Ambulant-Stationär vernetzte Facharztmedizin: Netzwerkmedizinische Partnerschaft

15.12.2018 | Aktuelles aus der ÖÄK


Die Rhön-Klinikum AG gehört zu den größten privaten Gesundheitsdienstleistern in Deutschland. Im unterfränkischen Bad Neustadt errichtet das Unternehmen für rund 250 Millionen Euro den Rhön-Klinikum Campus Bad Neustadt, einen Vollversorgungsansatz als Modell für den ländlichen Raum.
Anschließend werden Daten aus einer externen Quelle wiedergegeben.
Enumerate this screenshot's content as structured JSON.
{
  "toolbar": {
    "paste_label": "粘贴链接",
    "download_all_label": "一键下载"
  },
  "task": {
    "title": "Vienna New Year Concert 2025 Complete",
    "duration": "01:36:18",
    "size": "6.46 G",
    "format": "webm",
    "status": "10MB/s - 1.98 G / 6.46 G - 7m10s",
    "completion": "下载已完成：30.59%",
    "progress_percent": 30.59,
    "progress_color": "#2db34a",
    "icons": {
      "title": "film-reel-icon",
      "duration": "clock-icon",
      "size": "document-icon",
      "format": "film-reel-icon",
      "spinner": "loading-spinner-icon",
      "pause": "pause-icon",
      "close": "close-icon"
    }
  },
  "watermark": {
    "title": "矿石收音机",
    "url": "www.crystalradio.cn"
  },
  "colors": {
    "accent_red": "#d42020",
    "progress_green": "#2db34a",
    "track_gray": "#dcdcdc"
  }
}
Zum Jahreswechsel 2018/2019 werden die Neubauten, das Zentrum für klinische Medizin (ZkM) und das Zentrum für ambulante Medizin (ZaM) in Betrieb genommen. Die ÖÄZ sprach dazu mit dem zuständigen Vorstandsmitglied, Prof. Dr. med. Bernd Griewing (Vorstand Medizin), er selbst ist Neurologe.
Andrea Janousek

Bei dem Unternehmen ist man von dem Projekt und seiner Zukunftsausrichtung überzeugt. Der Konzern setze damit erstmalig „idealtypisch“ sein Campus-Konzept um, das für eine Kooperation zwischen den medizinischen Fachabteilungen in der Klinik, für eine enge Vernetzung mit Kooperationspartnern aus der Region und für ein Aufbrechen der Sektorengrenzen – also ambulanter und stationärer Behandlungsangebote – stehe. Der Leitgedanke sei die ganzheitliche Betreuung des Patienten an einem Standort, mit dem Ziel diesen besser, schneller und qualitativ noch hochwertiger zu versorgen. Die Sache hat aber auch einen ökonomischen und gesundheitspolitischen Hintergrund.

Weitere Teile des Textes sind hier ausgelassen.